Arthur Rothstein: Artistic Style & Methods
Techniques, equipment, and approach
Arthur Rothstein arrived at the Resettlement Administration as a gifted technician—he had set up its darkroom before he ever shot an assignment—and he carried that fluency into the field. Where Walker Evans favored a deliberate 8x10 view camera, Rothstein worked readily with smaller, more mobile cameras such as the 35mm Leica and the Contax, which let him move quickly and respond to weather, motion, and chance. This adaptability suited the volatile conditions of the Dust Bowl, where light, wind, and blowing soil could change a scene in seconds.
His best-known images are built on strong, legible composition and a feel for atmosphere. In "Farmer and Sons Walking in the Face of a Dust Storm," the bent figures, the leaning shed, and the drifting soil combine into a single dramatic gesture that reads instantly as hardship. Rothstein understood that an FSA photograph had to communicate clearly to editors and the public, and he composed for impact without sacrificing descriptive detail.

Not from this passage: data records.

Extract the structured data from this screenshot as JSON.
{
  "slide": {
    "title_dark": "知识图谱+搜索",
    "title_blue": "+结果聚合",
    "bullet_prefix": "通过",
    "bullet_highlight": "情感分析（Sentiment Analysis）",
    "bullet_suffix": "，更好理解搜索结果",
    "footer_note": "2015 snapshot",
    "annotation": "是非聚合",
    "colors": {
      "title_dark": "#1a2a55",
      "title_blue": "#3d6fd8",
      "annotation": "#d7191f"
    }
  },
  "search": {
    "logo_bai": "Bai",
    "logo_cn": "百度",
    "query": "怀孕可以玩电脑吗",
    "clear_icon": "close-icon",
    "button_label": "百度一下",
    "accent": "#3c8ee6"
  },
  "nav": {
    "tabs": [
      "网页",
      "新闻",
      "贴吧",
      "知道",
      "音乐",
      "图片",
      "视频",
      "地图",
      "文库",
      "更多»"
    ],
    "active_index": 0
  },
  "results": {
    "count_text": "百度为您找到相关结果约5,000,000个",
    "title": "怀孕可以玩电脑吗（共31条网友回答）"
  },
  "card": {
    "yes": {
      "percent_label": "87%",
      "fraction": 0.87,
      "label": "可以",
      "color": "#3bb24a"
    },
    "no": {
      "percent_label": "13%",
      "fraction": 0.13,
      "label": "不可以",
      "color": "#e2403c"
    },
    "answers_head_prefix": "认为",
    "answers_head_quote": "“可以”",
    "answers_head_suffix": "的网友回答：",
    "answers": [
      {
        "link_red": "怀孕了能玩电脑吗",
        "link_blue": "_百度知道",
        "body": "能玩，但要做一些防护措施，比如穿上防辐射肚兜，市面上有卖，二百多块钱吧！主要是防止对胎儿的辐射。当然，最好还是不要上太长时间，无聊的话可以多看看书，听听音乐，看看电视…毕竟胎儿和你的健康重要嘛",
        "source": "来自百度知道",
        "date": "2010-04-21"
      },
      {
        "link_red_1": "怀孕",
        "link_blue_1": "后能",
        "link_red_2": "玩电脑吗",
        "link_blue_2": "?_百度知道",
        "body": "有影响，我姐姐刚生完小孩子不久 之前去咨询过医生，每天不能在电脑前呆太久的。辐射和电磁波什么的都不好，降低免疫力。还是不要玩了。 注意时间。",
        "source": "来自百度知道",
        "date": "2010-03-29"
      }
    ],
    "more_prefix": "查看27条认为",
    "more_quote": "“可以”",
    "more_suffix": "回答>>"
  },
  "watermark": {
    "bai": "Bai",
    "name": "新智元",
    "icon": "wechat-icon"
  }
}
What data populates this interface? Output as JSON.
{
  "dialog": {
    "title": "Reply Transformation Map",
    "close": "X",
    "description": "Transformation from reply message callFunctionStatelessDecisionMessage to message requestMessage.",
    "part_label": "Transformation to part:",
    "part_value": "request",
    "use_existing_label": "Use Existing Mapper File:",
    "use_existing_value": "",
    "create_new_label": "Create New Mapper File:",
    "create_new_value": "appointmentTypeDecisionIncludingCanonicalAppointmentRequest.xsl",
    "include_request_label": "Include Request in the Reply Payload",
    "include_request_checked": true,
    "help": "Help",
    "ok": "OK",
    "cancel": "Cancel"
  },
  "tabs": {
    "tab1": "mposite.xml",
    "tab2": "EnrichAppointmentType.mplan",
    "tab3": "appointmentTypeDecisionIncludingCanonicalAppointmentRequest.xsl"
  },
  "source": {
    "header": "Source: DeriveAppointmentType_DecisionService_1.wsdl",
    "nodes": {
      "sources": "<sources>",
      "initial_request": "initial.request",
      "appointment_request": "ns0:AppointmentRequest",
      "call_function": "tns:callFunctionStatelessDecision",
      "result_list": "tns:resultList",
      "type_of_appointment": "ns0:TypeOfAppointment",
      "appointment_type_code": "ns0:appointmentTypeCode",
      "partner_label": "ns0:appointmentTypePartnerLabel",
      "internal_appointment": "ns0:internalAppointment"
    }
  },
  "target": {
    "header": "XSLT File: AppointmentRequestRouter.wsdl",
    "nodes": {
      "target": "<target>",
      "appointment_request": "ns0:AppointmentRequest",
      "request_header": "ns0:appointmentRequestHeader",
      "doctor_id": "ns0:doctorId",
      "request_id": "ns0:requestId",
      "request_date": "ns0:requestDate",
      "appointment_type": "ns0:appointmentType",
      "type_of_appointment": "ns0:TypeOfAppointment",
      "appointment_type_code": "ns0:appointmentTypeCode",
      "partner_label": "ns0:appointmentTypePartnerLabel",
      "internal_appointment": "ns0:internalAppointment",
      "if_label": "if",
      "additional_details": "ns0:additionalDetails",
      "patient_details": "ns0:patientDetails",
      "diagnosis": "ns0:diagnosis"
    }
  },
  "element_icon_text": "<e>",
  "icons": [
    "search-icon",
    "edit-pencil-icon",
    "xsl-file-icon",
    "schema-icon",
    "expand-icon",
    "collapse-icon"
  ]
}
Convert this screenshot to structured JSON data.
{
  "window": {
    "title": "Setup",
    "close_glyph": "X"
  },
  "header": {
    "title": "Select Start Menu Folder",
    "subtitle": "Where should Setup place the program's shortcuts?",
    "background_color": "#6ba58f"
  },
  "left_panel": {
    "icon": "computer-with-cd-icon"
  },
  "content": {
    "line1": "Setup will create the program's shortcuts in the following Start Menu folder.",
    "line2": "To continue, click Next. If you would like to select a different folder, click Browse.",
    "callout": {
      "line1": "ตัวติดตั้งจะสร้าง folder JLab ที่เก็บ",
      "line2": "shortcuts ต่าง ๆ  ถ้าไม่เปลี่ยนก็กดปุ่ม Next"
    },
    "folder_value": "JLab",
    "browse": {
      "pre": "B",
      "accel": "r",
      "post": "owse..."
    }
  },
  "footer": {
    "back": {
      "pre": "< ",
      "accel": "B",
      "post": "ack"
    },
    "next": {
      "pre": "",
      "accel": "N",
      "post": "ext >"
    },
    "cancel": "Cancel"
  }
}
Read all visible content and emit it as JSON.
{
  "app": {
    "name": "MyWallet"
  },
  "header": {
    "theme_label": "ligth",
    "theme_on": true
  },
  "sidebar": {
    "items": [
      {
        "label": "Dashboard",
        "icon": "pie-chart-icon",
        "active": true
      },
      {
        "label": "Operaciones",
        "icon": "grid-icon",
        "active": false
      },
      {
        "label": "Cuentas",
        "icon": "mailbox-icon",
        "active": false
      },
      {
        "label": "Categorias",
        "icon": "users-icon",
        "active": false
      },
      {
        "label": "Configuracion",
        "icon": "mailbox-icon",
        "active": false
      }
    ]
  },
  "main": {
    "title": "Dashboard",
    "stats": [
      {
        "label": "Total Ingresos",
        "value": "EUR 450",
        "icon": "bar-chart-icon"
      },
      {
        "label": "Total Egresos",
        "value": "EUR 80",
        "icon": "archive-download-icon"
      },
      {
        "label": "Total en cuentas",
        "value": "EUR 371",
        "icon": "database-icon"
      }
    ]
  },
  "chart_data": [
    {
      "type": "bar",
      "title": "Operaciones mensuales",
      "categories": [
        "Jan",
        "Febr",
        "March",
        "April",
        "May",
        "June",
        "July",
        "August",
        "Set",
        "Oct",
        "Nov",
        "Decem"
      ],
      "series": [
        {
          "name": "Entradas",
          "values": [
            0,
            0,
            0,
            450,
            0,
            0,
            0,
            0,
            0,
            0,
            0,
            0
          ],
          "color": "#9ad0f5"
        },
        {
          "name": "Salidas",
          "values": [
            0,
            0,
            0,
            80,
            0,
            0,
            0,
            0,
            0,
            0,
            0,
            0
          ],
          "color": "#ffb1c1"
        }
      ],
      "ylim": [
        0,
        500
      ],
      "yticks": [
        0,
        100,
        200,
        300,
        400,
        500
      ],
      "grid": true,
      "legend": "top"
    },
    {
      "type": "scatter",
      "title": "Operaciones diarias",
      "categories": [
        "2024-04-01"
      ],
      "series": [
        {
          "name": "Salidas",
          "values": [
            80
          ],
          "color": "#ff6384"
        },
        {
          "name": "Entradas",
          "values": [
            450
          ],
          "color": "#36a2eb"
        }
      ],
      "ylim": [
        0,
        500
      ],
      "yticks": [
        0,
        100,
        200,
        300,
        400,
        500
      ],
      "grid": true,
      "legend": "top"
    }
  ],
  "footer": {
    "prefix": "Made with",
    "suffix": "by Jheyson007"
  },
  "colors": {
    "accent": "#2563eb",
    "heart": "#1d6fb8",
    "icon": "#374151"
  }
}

Rothstein described documentary photographers as "curious, yet objective," searching "for the essence of nature and events." He believed the documentary image existed to inform and to move viewers to thought or action, a conviction that aligned closely with Stryker's mission to make the human cost of the Depression visible to a national audience.
That persuasive purpose lay behind the episode that has shadowed Rothstein's reputation. In the South Dakota Badlands in May 1936 he made several photographs of a sun-bleached steer skull, moving it across the cracked ground between exposures. When the images circulated in the summer of 1936, critics of the Roosevelt administration seized on them as evidence that the government's drought photographs were staged propaganda. Rothstein maintained that he had been working through the problem as an exercise in photography—studying, in his words, "the texture of the skull, the texture of the earth, the cracks in the soil"—rather than fabricating a scene. The controversy became a lasting case study in the ethics of documentary practice and the line between arranging and falsifying.
Across his FSA years and his later magazine work, Rothstein refined the picture story—sequences of images organized to carry a narrative. The skills he developed under Stryker shaped decades of American photojournalism, and he spent much of his later career codifying them in textbooks for the next generation.